Wednesday 16 March 2011

Forex Currency Source


The international Forex currency market  is the largest financial market in the world. Forex currency market is a well-known foreign international exchange market, which is available around the clock from 2 am, Monday, till 2 pm Saturday. In this market people are  trading  different currencies like Pound (GBP), Euro (EUR), U.S. Dollar (USD), Yen (JPY), Franc (CHF), Australian Dollar (AUD) and others. The total amount of foreign currency transactions during the day is several trillion dollars, that exceeds the total amount of U.S. debt and equity markets in several times. Forex is the OTC market and has no definite venue. Forex currency trading consists of banking network, companies, forex currency broker and individual investors, and combined system of information exchange. Since there is no definite location of Forex currency exchange market, this enables the market to work 24 hours/5 days a week. Forex currency exchange covers a large part of the world with the main centers of foreign exchange operations in London, Tokyo and New York.

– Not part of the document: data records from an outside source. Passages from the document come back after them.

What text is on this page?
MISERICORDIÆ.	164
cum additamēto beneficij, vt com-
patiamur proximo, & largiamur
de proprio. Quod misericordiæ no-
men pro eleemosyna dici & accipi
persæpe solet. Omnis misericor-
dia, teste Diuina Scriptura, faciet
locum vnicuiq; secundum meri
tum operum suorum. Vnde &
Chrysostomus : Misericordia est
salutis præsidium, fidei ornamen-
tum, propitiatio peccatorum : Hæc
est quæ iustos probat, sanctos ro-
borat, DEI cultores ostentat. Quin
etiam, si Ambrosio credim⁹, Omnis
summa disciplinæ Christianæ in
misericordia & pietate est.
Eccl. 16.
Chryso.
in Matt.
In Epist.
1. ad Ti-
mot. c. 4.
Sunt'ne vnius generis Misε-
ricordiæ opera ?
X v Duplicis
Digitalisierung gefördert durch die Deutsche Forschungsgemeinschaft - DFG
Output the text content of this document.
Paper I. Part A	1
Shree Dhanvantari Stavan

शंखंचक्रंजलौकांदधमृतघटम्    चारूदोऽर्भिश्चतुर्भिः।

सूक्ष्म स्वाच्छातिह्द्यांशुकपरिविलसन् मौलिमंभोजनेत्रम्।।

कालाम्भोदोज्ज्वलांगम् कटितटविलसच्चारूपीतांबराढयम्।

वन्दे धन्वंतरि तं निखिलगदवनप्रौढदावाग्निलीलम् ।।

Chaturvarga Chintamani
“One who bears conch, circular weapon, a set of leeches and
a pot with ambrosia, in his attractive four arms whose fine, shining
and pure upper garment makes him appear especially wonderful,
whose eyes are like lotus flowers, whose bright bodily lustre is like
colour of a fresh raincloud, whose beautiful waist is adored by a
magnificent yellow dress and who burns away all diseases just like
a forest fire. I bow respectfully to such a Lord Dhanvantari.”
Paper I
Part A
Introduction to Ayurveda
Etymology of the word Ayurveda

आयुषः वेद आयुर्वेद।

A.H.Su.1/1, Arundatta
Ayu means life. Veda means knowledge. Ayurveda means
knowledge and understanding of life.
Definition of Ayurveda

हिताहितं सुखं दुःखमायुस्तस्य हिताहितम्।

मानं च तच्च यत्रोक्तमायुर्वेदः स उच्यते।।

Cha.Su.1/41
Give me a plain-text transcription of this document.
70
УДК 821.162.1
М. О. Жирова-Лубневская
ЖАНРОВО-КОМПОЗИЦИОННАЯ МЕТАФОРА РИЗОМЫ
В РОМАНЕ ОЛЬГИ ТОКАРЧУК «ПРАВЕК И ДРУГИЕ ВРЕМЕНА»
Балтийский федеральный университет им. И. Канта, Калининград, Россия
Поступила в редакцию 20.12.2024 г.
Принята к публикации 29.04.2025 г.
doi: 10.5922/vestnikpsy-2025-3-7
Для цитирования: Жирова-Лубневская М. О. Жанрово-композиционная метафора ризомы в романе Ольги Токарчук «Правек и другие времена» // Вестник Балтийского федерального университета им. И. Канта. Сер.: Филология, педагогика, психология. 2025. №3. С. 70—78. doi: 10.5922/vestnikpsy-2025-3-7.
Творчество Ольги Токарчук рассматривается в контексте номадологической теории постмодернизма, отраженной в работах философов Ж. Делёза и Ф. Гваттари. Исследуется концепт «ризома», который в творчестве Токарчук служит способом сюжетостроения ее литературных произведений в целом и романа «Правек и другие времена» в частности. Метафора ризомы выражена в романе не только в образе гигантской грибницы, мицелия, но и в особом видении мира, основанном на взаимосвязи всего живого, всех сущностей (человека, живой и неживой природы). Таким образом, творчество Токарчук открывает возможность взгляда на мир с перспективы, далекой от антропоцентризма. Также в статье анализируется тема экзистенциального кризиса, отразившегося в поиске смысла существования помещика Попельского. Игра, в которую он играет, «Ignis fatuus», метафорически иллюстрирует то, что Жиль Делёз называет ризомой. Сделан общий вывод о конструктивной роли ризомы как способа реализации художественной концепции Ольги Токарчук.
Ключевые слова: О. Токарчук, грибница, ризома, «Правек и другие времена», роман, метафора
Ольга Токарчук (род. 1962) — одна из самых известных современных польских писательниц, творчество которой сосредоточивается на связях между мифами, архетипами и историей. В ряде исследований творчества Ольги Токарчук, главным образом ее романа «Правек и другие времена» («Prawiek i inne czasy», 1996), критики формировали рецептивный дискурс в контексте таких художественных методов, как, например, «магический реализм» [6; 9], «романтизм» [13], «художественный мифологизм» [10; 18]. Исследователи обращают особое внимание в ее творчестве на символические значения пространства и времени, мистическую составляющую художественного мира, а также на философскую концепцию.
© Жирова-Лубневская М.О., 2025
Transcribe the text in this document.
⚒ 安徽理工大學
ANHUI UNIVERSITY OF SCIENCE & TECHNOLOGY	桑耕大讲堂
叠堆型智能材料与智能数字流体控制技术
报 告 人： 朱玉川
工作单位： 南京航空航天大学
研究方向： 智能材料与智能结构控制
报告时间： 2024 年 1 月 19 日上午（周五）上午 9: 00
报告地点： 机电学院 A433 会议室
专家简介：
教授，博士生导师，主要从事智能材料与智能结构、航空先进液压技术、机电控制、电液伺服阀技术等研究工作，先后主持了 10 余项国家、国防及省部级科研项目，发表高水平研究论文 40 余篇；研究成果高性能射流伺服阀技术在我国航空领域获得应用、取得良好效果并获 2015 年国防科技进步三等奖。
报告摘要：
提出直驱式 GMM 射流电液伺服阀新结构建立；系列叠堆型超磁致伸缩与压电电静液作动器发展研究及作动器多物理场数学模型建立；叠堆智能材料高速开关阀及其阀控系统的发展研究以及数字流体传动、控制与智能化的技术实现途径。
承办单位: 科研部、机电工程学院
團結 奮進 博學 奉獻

Forex currency market has its specific elements: currency charts, quotation system, and Forex currency converter which gives a base for real-time currency converter. Forex currency pairs are the currencies that has been paired up in the process of trading. The main currency pairs are USD/EUR  and  USD/JPY. The first currency in Forex pair is called currency base, the second is the counter. Currency base  makes the basis for sales or purchases. For example, buying  EUR / USD,  you get  Euro and sell Dollars. You do so if you expect that euro will rise relatively to US dollar. It is possible to quote USD / EUR, but this method is used seldomly. Every transaction should have 2 actions - the purchase and sale or sale and purchase. This means that it is impossible to buy 100.000 EUR / USD, and after that to exchange for another Forex currency pair (EUR / JPY) not closing the first position. There are no physical manipulation with money. For this purpose, there are exchange enterprises that are engaged in conversion rates.

There are three main Forex currency charts types. They are the line charts, the bar charts, and the candlestick charts. The line chart is made of binding daily prices. The bar chart is a description of a currency pair rates, made up of vertical bars at set intraday time intervals (every 30 minutes). Each bar has 4 hooks, representing the opening, closing, high and low exchange rates for the time interval. The candlestick chart is a kind of the bar chart, but the candlestick chart shows  prices as candlesticks with a wick at each end. When the opening rate exceeds closing rate the candlestick turns black or red, in case if the closing rate exceeds the opening rate, the candlestick turns white or green.